James Burton, Chief Executive of the WGC commented that while gold advertising and marketing campaigns are hitting the right note, there is "still a lot to do to regain levels of demand that past experience has indicated can been achieved, against a backdrop of an increasingly competitive luxury goods market with large marketing budgets".
In the jewellery sector the upward trend witnessed over the past two years was sustained in the first quarter of 2005, with jewellery offtake increasing by 19% in tonnage terms and 25% in dollar terms over the first quarter of 2004. Indian demand shot up by 72% and the only areas that did not register an increase were Europe and Japan. The industrial sector saw a slight dip in demand in tonnage terms with electronics, which is the largest demand category, registering a drop of six per cent as the electronic sector slowed from the boom conditions of a year earlier and inventories were run down.

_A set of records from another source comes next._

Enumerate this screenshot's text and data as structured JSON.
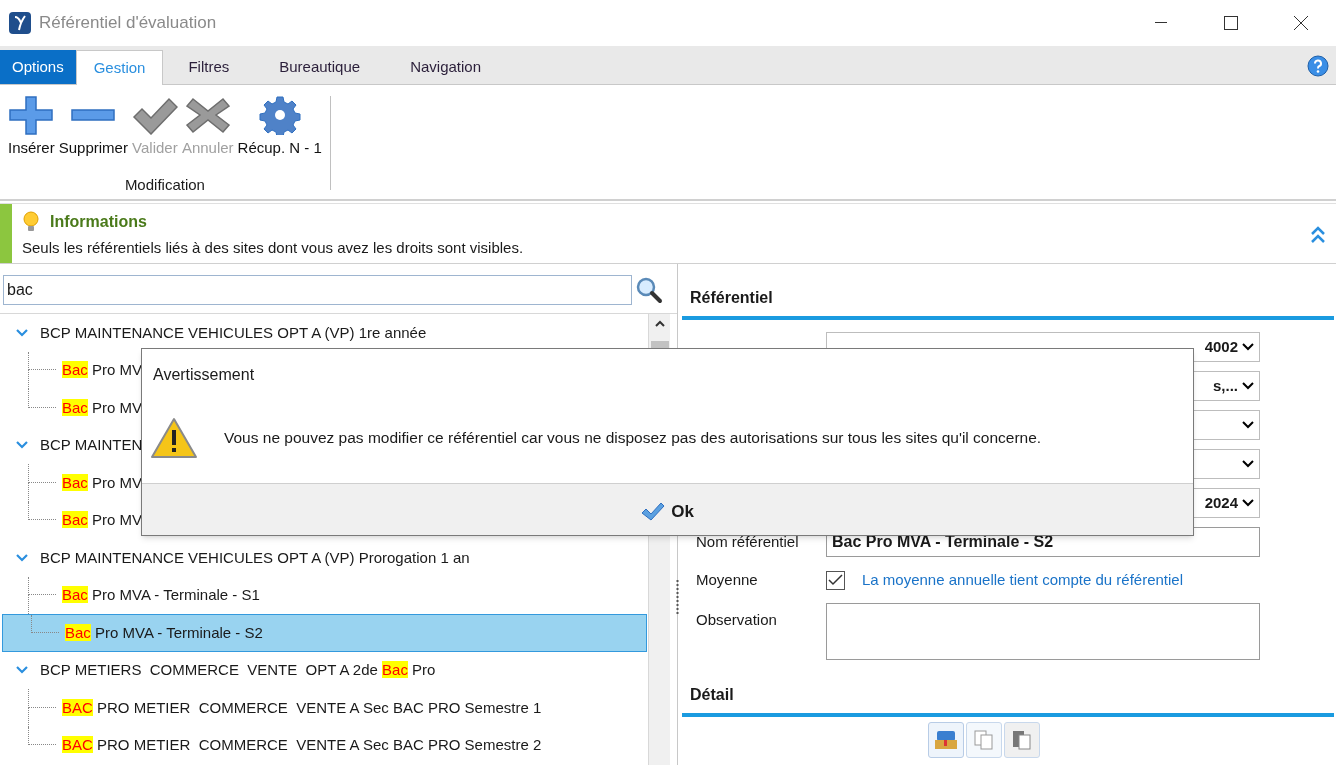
{
  "window": {
    "title": "Référentiel d'évaluation"
  },
  "ribbon": {
    "tabs": [
      {
        "label": "Options",
        "kind": "menu",
        "selected": false
      },
      {
        "label": "Gestion",
        "kind": "tab",
        "selected": true
      },
      {
        "label": "Filtres",
        "kind": "tab",
        "selected": false
      },
      {
        "label": "Bureautique",
        "kind": "tab",
        "selected": false
      },
      {
        "label": "Navigation",
        "kind": "tab",
        "selected": false
      }
    ],
    "buttons": [
      {
        "label": "Insérer",
        "disabled": false
      },
      {
        "label": "Supprimer",
        "disabled": false
      },
      {
        "label": "Valider",
        "disabled": true
      },
      {
        "label": "Annuler",
        "disabled": true
      },
      {
        "label": "Récup. N - 1",
        "disabled": false
      }
    ],
    "group_label": "Modification"
  },
  "info": {
    "title": "Informations",
    "text": "Seuls les référentiels liés à des sites dont vous avez les droits sont visibles."
  },
  "search": {
    "value": "bac"
  },
  "tree": [
    {
      "parts": [
        {
          "text": "BCP MAINTENANCE VEHICULES OPT A (VP) 1re année",
          "highlighted": false
        }
      ],
      "expanded": true,
      "selected": false,
      "children": [
        {
          "parts": [
            {
              "text": "Bac",
              "highlighted": true
            },
            {
              "text": " Pro MV",
              "highlighted": false
            }
          ],
          "selected": false
        },
        {
          "parts": [
            {
              "text": "Bac",
              "highlighted": true
            },
            {
              "text": " Pro MV",
              "highlighted": false
            }
          ],
          "selected": false
        }
      ]
    },
    {
      "parts": [
        {
          "text": "BCP MAINTEN",
          "highlighted": false
        }
      ],
      "expanded": true,
      "selected": false,
      "children": [
        {
          "parts": [
            {
              "text": "Bac",
              "highlighted": true
            },
            {
              "text": " Pro MV",
              "highlighted": false
            }
          ],
          "selected": false
        },
        {
          "parts": [
            {
              "text": "Bac",
              "highlighted": true
            },
            {
              "text": " Pro MV",
              "highlighted": false
            }
          ],
          "selected": false
        }
      ]
    },
    {
      "parts": [
        {
          "text": "BCP MAINTENANCE VEHICULES OPT A (VP) Prorogation 1 an",
          "highlighted": false
        }
      ],
      "expanded": true,
      "selected": false,
      "children": [
        {
          "parts": [
            {
              "text": "Bac",
              "highlighted": true
            },
            {
              "text": " Pro MVA - Terminale - S1",
              "highlighted": false
            }
          ],
          "selected": false
        },
        {
          "parts": [
            {
              "text": "Bac",
              "highlighted": true
            },
            {
              "text": " Pro MVA - Terminale - S2",
              "highlighted": false
            }
          ],
          "selected": true
        }
      ]
    },
    {
      "parts": [
        {
          "text": "BCP METIERS  COMMERCE  VENTE  OPT A 2de ",
          "highlighted": false
        },
        {
          "text": "Bac",
          "highlighted": true
        },
        {
          "text": " Pro",
          "highlighted": false
        }
      ],
      "expanded": true,
      "selected": false,
      "children": [
        {
          "parts": [
            {
              "text": "BAC",
              "highlighted": true
            },
            {
              "text": " PRO METIER  COMMERCE  VENTE A Sec BAC PRO Semestre 1",
              "highlighted": false
            }
          ],
          "selected": false
        },
        {
          "parts": [
            {
              "text": "BAC",
              "highlighted": true
            },
            {
              "text": " PRO METIER  COMMERCE  VENTE A Sec BAC PRO Semestre 2",
              "highlighted": false
            }
          ],
          "selected": false
        }
      ]
    }
  ],
  "detail_panel": {
    "section_title": "Référentiel",
    "fields": [
      {
        "kind": "select",
        "value": "4002"
      },
      {
        "kind": "select",
        "value": "s,..."
      },
      {
        "kind": "select"
      },
      {
        "kind": "select"
      },
      {
        "kind": "select",
        "value": "2024"
      },
      {
        "kind": "text",
        "label": "Nom référentiel",
        "value": "Bac Pro MVA - Terminale - S2"
      },
      {
        "kind": "checkbox",
        "label": "Moyenne",
        "checked": true,
        "text": "La moyenne annuelle tient compte du référentiel"
      },
      {
        "kind": "textarea",
        "label": "Observation"
      }
    ],
    "detail_title": "Détail"
  },
  "dialog": {
    "title": "Avertissement",
    "message": "Vous ne pouvez pas modifier ce référentiel car vous ne disposez pas des autorisations sur tous les sites qu'il concerne.",
    "button": "Ok"
  }
}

Decorative and other industrial uses continued to grow strongly. Buoyant economic conditions in India, which accounts for over 25% of the "other industrial and decorative" uses, was a supportive factor – this category includes "jari", the gold thread used in ceremonial and other saris. In the western world current fashion is favouring gold-coloured accessories and this has contributed to decorative demand.

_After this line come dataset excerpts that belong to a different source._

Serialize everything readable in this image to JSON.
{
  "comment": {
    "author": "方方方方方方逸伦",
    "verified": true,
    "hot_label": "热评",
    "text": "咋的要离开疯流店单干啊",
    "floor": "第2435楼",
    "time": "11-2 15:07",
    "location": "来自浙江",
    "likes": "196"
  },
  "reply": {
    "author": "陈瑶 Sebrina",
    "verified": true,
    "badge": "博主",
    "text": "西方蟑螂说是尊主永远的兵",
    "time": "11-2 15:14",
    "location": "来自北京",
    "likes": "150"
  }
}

Chinese gold demand was up by 13%, with chuk kam ("24 carat "yellow gold") benefiting from the slight decrease in the gold price while K-gold (18-carat) enjoyed strong increases, resisting the usual winter dip. Net retail investment was 36% higher in tonnage terms than the previous year, reflecting the deregulation of the gold market as well as concern over the sluggish performance of the Shanghai stock market.

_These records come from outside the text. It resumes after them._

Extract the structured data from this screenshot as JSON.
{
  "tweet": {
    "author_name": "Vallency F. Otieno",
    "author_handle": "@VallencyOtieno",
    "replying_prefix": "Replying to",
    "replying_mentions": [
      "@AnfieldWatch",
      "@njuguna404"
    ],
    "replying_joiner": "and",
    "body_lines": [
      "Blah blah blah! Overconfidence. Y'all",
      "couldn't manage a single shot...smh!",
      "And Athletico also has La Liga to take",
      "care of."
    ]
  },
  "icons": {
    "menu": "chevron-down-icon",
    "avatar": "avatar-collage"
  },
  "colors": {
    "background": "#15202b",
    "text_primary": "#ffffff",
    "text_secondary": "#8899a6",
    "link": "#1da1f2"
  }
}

Investment demand for coins and bars was vibrant in the four major markets of India, Japan, Vietnam and Turkey, aided by unease over the economic and political backdrop. Turkey established new records for jewellery and for investment, with jewellery rising by 28% and investment up by 31%, with nine tonnes sold in March alone.
In the US, jewellery demand rose by 3% and net retail investment was sup by 5%. Poor economic conditions in Europe constrained purchases and demand slipped.
Gold-backed ETF's and similar products contributed 89t to overall demand while trends in the rest of the non-retail investment market were neutral over the quarter as a whole. Initial disinvestment was neutralised by later net purchases.
The difference between the two sectors is largely a function of differing investor horizons with the ETFs attracting many investors who are new to gold along with those taking a long-term view. The investment environment, including the geo-political and economic background along with concerns over the medium-term outlook for the US dollar were all conducive to longer-term gold investment. The shorter-term environment was the other way around, however, with the recovery of the dollar and the debate over possible IMF sales.
While demand was up by 26%, supply increased by 23% against the first quarter of 2004, driven by an increase in central bank sales and a reduction in de-hedging form the mining sector. Mine output itself increased fractionally as the Grasberg mine in Indonesia returned to normal levels after the disruption in 2004, although to a large extent this was offset by the mining of lower grades in North America and Australia.
Net central bank sales were more than double the level in the first quarter of 2004, largely due to the timing of sales under the new Central Bank Gold Agreement, which came into force in September 2004. By April 1st 2005, CBGA signatories had disposed of a combined 346 tonnes from the 500 tonnes maximum imposed for any one CBGA year (ends late September). The first quarter of 2005 saw the final tranche of selling from Switzerland, which has now completed its 1,300 tonnes sales programme (and which falls under the auspices of the CBGA).
The outlook for the second quarter is essentially positive, with factors supporting increasing gold demand remaining largely in place. The Council submits that any deterioration in the dollar will be supportive of the price, although any sharp rises in price will constrain jewellery demand. A notable positive factor is the likely reduction over the next two quarters in central bank sales due to the timing of the Central Bank Gold Agreement sales.